Картинка задвигалась, ожила. К покрашенному темно-зеленой краской велосипеду шагал долговязый парень. «Похоже, армейская», – понял я. Краска с немецких заводов, которой еще пару лет назад красили танки. Много осталось после «гонки вооружений». Теперь и на велосипеды хватит.
Рабочие переориентировались на производство велосипедов. А может, и чего более дружелюбного… детских колясок? Какая разница, завод должен работать «гуд»!
Переориентировались, переориентировались… это слово почему-то больно резануло.
Но переориентировались. Чтобы маленького Хайнца Донарта катали по изуродованным улицам в большой глупой коляске. Потом, чтобы сам Хайнц катился по тем же улицам на своем новом, пахнущем резиной и армейской краской велосипеде.
Темно-зеленый защитный цвет рамы объединял этот велосипед с теми механизмами, которые не так давно проезжали здесь, закатывая в камни мостовой чьи-то тела, разбитую посуду и детские игрушки. Жизнь, в общем.
Время «поклонилось» таким образом. Сделало виток, пошло дальше. Краска и есть краска. У краски нет эмоций, только предназначение. Если отбросить лишние эмоции, то предназначение можно быстро сменить, вот и все. Переориентироваться.
– Если мы будем лежать, как Емели на печи… – распалялся Хайнц, – то… – он подбирал подходящую метафору, – то… наша печь так и останется в избе.
Вокруг зашумели, а я увидел картинку – из-под гусениц торчат кисти рук, шевеля мертвеющими пальцами. «Фу, какой ужас!» – вроде бы произнес кто-то. «Фу, какой кошмар!» – как-то слишком по-театральному вскрикнул визгливый женский голос. Вокруг все больше и больше нарастал шум из разных голосов. Так казалось. Появилась толпа. Кричащая, сопящая, как-то странно каркающая: «Какой ужас, какой ужас, какой ужас…»
– Да при чем тут ужас?! – крикнул я что есть силы, стараясь заглушить толпу.
– Какой ужас, какой ужас, какой кошмар! – в ответ толпа начала орать еще громче.
Гусеницы все продолжали перекатываться и перекатываться.
– Какой? Какой я вас спрашивать? Какой будет прогноз? – оказывается, это Хайнц опять кричал над самым ухом. – Какой?! Это не есть работ, если нет прогноз! – выходил он из себя, видимо, готовясь вот-вот кончить в свои «кожаные брюки»[59].

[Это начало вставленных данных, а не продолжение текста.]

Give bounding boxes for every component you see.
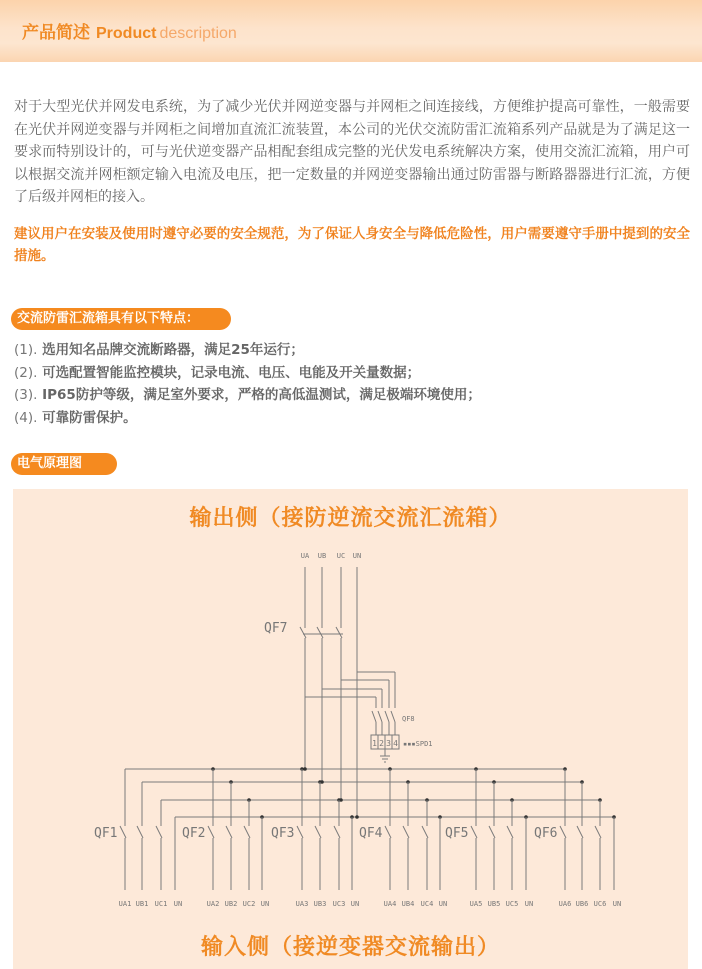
svg-text:UN: UN bbox=[352, 552, 362, 560]
svg-text:UN: UN bbox=[350, 900, 360, 908]
svg-text:UN: UN bbox=[173, 900, 183, 908]
safety-warning: 建议用户在安装及使用时遵守必要的安全规范，为了保证人身安全与降低危险性，用户需要遵守手册中提到的安全措施。 bbox=[14, 226, 690, 264]
svg-text:UA3: UA3 bbox=[295, 900, 309, 908]
output-side-title: 输出侧（接防逆流交流汇流箱） bbox=[189, 506, 512, 531]
svg-text:UB4: UB4 bbox=[401, 900, 415, 908]
svg-text:QF1: QF1 bbox=[94, 826, 118, 841]
intro-paragraph: 对于大型光伏并网发电系统，为了减少光伏并网逆变器与并网柜之间连接线，方便维护提高可靠性，一般需要在光伏并网逆变器与并网柜之间增加直流汇流装置，本公司的光伏交流防雷汇流箱系列产品就是为了满足这一要求而特别设计的，可与光伏逆变器产品相配套组成完整的光伏发电系统解决方案，使用交流汇流箱，用户可以根据交流并网柜额定输入电流及电压，把一定数量的并网逆变器输出通过防雷器与断路器器进行汇流，方便了后级并网柜的接入。 bbox=[14, 99, 690, 206]
svg-text:UA: UA bbox=[300, 552, 310, 560]
svg-text:UB6: UB6 bbox=[575, 900, 589, 908]
title-cn: 产品简述 bbox=[22, 23, 90, 43]
features-heading-badge: 交流防雷汇流箱具有以下特点： bbox=[11, 308, 231, 330]
feature-item: (2). 可选配置智能监控模块，记录电流、电压、电能及开关量数据； bbox=[14, 364, 421, 381]
svg-text:QF7: QF7 bbox=[264, 621, 288, 636]
svg-text:QF4: QF4 bbox=[359, 826, 383, 841]
svg-text:UC3: UC3 bbox=[332, 900, 346, 908]
svg-text:UA5: UA5 bbox=[469, 900, 483, 908]
svg-text:2: 2 bbox=[379, 739, 384, 748]
svg-text:UC5: UC5 bbox=[505, 900, 519, 908]
svg-text:UN: UN bbox=[438, 900, 448, 908]
svg-text:4: 4 bbox=[393, 739, 398, 748]
svg-text:UA6: UA6 bbox=[558, 900, 572, 908]
section-header bbox=[0, 0, 702, 62]
diagram-heading-badge: 电气原理图 bbox=[11, 453, 117, 475]
svg-text:UA2: UA2 bbox=[206, 900, 220, 908]
svg-text:UC2: UC2 bbox=[242, 900, 256, 908]
svg-text:UB3: UB3 bbox=[313, 900, 327, 908]
svg-text:QF5: QF5 bbox=[445, 826, 469, 841]
feature-item: (1). 选用知名品牌交流断路器，满足25年运行； bbox=[14, 342, 304, 358]
svg-text:UA4: UA4 bbox=[383, 900, 397, 908]
svg-text:UB5: UB5 bbox=[487, 900, 501, 908]
svg-text:UB1: UB1 bbox=[135, 900, 149, 908]
svg-text:QF2: QF2 bbox=[182, 826, 206, 841]
svg-text:QF8: QF8 bbox=[402, 715, 415, 723]
svg-text:UB2: UB2 bbox=[224, 900, 238, 908]
feature-item: (3). IP65防护等级，满足室外要求，严格的高低温测试，满足极端环境使用； bbox=[14, 387, 481, 403]
svg-text:UA1: UA1 bbox=[118, 900, 132, 908]
svg-text:UN: UN bbox=[524, 900, 534, 908]
svg-text:UC: UC bbox=[336, 552, 346, 560]
section-title bbox=[22, 20, 237, 47]
svg-text:1: 1 bbox=[372, 739, 377, 748]
title-en-light: description bbox=[159, 25, 237, 42]
svg-text:3: 3 bbox=[386, 739, 391, 748]
schematic-diagram bbox=[13, 489, 688, 969]
title-en-bold: Product bbox=[96, 25, 157, 42]
svg-text:QF3: QF3 bbox=[271, 826, 295, 841]
svg-text:UC6: UC6 bbox=[593, 900, 607, 908]
svg-text:UN: UN bbox=[612, 900, 622, 908]
svg-text:▪▪▪SPD1: ▪▪▪SPD1 bbox=[403, 740, 433, 748]
features-list bbox=[14, 339, 481, 429]
svg-text:UC1: UC1 bbox=[154, 900, 168, 908]
input-side-title: 输入侧（接逆变器交流输出） bbox=[200, 935, 500, 960]
svg-text:UC4: UC4 bbox=[420, 900, 434, 908]
svg-text:UB: UB bbox=[317, 552, 327, 560]
wiring-diagram-panel bbox=[13, 489, 688, 969]
svg-text:QF6: QF6 bbox=[534, 826, 558, 841]
feature-item: (4). 可靠防雷保护。 bbox=[14, 409, 137, 426]
svg-text:UN: UN bbox=[260, 900, 270, 908]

От зрелища с гусеницами, раздавливающими эти несчастные руки, меня перенесло в тихий двор с велосипедом. Молодой Хайнц, что-то среднее между милым ребенком и нескладным подростком, уселся на большое кожаное сиденье, с удовольствием сжал ребристые резиновые ручки, надавил правой ногой на одну из металлических, хорошо смазанных педалей и покатил…
Может, это и есть те самые цилиндрические ручки из черной пахнущей резины, которые раньше надевали на пулеметы? Я представил, как рабочий на заводе надевает их на металлические стержни велосипедного руля вместо пулемета.
Ну ручки и ручки. Просто ручки, резиновые ручки! Как их можно в чем-то обвинять… Все остальное делают заготовки. Нужны эти ручки для войны или для детского велосипеда. Или для садовой тележки. Один и тот же человек может с удовольствием сжимать ручки зенитки, кроша огнем таких же, как он, и ручки тележки, ухаживая за цветами. Одни и те же ручки! Одно и то же удовольствие. Один и тот же огонек в глазах.
– Какие прогнозы нам нужны? Я есть знать! – у взрослого Хайнца срывался голос. – Знать я есть, чтобы не попасть впросак, – опять не совсем к месту употребил он «впросак»[60]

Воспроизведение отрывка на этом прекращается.